When I joined Westminster, it definitely felt like a boys’ club and I was an outsider. It reminded me of how it felt when I first went to Cambridge because I hadn’t come from a private school.
There are male networks – but it’s also true that there are many more female politicians than when I started. We have female networks, a women’s lobby group and women-in-Westminster drinks – the great thing is when Laura Kuenssberg, Pippa Crerar and other senior female journalists turn up to those things.
Having been part of the story yourself — after attending Kay Burley’s party while there were lockdown restrictions — has that changed the way you approach interviews?
Beth Rigby Interviews… is a longform interview – the idea isn’t to try to pull out a clip to put on social media which goes viral and gets six million hits. The point is to have a wider conversation. Sometimes it happens – not from you – but a section gets picked up by someone else and it gets cascaded in a way that the interviewee doesn’t want. Of course, I feel bad about that.

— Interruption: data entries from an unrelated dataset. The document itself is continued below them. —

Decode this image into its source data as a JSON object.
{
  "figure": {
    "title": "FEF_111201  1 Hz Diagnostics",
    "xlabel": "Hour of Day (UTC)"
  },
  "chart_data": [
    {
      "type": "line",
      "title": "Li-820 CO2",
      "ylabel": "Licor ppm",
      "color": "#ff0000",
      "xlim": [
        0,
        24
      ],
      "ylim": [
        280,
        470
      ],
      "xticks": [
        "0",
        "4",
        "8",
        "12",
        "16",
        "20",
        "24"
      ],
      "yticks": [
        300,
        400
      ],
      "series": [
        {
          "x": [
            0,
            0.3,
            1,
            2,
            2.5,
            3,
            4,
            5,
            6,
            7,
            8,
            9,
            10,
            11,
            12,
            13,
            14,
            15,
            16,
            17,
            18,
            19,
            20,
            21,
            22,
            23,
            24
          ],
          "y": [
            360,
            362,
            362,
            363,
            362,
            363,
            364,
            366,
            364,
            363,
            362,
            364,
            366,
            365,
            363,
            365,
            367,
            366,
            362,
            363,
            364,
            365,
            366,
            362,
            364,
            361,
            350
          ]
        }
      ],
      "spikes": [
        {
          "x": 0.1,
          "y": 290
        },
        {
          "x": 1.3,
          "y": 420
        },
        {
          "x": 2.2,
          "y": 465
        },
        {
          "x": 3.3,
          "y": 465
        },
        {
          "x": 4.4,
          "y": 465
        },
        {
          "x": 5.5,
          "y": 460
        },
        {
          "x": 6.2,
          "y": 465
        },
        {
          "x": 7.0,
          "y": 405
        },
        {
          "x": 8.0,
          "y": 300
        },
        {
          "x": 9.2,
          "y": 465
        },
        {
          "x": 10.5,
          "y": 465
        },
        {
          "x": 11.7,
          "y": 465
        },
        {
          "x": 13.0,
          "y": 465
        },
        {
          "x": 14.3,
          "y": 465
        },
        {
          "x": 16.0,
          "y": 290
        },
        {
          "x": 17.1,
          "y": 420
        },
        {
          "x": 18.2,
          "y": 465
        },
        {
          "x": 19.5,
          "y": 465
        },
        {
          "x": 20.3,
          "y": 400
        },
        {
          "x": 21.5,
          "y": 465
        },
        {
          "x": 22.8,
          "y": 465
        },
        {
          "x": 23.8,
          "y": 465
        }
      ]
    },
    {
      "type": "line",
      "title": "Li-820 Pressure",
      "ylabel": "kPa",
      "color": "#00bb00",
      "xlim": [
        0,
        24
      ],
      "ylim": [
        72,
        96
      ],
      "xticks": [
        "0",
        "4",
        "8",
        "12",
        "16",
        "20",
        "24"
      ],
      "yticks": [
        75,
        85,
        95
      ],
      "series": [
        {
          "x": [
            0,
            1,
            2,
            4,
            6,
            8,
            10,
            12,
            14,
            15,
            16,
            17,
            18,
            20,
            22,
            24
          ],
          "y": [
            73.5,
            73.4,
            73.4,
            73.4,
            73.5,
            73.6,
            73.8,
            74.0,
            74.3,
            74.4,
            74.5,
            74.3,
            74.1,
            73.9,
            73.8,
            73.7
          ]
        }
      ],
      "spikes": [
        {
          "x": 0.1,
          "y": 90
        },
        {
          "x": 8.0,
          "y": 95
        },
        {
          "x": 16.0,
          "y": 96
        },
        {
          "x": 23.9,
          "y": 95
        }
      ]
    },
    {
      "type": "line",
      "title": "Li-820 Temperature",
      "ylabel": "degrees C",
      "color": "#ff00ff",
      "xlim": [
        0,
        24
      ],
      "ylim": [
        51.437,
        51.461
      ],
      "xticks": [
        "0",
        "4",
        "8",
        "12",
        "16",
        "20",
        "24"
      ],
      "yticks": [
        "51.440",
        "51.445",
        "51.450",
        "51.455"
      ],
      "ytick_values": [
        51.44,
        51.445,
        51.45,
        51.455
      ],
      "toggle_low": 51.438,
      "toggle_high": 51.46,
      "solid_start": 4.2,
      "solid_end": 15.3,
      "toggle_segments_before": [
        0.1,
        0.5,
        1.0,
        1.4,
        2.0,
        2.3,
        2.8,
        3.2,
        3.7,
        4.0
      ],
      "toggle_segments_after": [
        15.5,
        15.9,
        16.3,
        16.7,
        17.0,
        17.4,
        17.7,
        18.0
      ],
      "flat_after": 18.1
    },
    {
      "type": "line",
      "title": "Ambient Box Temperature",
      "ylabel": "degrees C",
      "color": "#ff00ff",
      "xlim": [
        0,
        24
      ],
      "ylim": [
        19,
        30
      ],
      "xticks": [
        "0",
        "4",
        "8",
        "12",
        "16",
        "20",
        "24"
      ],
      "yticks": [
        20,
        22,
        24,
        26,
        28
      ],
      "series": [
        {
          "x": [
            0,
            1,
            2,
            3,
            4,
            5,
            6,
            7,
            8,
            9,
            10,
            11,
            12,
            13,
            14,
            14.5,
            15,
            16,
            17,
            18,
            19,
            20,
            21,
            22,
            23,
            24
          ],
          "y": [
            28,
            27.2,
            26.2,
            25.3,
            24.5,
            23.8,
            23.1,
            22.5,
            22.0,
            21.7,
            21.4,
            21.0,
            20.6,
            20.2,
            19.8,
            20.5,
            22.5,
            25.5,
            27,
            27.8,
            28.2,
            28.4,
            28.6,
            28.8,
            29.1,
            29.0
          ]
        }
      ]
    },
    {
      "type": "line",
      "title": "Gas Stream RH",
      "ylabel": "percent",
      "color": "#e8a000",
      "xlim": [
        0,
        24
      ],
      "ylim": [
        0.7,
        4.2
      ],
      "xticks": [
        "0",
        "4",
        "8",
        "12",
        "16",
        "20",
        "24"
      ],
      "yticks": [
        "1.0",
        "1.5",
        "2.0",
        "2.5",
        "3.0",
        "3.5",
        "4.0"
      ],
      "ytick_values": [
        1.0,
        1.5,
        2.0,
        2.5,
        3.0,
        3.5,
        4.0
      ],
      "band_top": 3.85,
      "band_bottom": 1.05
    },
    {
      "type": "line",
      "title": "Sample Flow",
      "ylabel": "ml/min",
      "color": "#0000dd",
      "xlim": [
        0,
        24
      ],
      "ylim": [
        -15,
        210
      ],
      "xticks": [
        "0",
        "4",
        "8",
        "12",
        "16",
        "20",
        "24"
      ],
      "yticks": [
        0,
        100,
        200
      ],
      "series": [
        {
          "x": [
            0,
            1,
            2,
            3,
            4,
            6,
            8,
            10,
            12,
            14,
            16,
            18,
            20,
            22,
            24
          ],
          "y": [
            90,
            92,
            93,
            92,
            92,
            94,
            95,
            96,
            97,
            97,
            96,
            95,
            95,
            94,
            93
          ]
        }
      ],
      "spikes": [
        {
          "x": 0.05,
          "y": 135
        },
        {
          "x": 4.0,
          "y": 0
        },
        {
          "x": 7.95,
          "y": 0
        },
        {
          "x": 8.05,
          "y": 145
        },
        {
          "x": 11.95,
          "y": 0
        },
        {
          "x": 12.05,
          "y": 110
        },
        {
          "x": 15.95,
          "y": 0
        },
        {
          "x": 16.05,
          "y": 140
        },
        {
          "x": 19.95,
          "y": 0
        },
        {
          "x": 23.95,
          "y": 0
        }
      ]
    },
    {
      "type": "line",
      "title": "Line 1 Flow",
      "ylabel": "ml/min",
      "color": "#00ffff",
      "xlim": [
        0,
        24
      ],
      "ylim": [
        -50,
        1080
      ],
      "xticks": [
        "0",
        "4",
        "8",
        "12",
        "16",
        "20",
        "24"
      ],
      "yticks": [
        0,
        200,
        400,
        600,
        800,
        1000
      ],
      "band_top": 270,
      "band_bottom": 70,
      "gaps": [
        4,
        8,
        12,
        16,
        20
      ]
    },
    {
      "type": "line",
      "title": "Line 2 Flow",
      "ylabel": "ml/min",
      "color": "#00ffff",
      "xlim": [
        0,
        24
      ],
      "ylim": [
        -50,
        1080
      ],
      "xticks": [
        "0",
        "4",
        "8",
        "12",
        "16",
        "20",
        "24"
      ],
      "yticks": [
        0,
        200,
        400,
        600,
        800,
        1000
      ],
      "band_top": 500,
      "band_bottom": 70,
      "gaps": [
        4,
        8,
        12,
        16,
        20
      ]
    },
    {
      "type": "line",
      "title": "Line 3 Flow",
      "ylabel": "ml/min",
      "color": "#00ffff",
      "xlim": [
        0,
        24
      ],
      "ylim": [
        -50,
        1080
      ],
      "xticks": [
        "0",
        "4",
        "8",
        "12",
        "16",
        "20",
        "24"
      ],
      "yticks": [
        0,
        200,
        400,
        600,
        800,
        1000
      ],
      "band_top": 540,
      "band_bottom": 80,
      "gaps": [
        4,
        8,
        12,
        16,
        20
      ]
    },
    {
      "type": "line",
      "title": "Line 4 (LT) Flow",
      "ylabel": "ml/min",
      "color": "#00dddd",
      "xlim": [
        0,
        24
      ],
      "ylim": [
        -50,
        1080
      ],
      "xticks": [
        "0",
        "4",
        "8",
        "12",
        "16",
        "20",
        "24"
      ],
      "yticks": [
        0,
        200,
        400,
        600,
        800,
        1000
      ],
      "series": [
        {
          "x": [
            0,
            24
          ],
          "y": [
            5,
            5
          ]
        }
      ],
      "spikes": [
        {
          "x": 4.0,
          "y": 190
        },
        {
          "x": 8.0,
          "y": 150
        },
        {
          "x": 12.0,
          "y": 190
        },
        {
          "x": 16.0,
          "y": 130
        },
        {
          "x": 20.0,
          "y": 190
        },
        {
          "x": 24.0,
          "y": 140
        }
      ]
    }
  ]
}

In terms of being part of the story, it did give me a perspective about what it’s like to be in the eye of a storm and how that might feel. I think it probably made me a better interviewer when I got back to work.
Have any recent conversations left a mark on you?
In the age of 24/7 news and social media, no one can sit and watch anything for more than 30 seconds. The art of conversation has been truncated. There is space for longform interviews on television.
I interviewed the former British soldier Shaun Pinner who joined the Ukrainian armed forces – he was a prisoner of war, taken by the Russians. He talked about the siege of Mariupol, how he was trying to escape, how he was captured, tortured and then released. The story was incredible – I am so privileged to be the person who gets to hear that.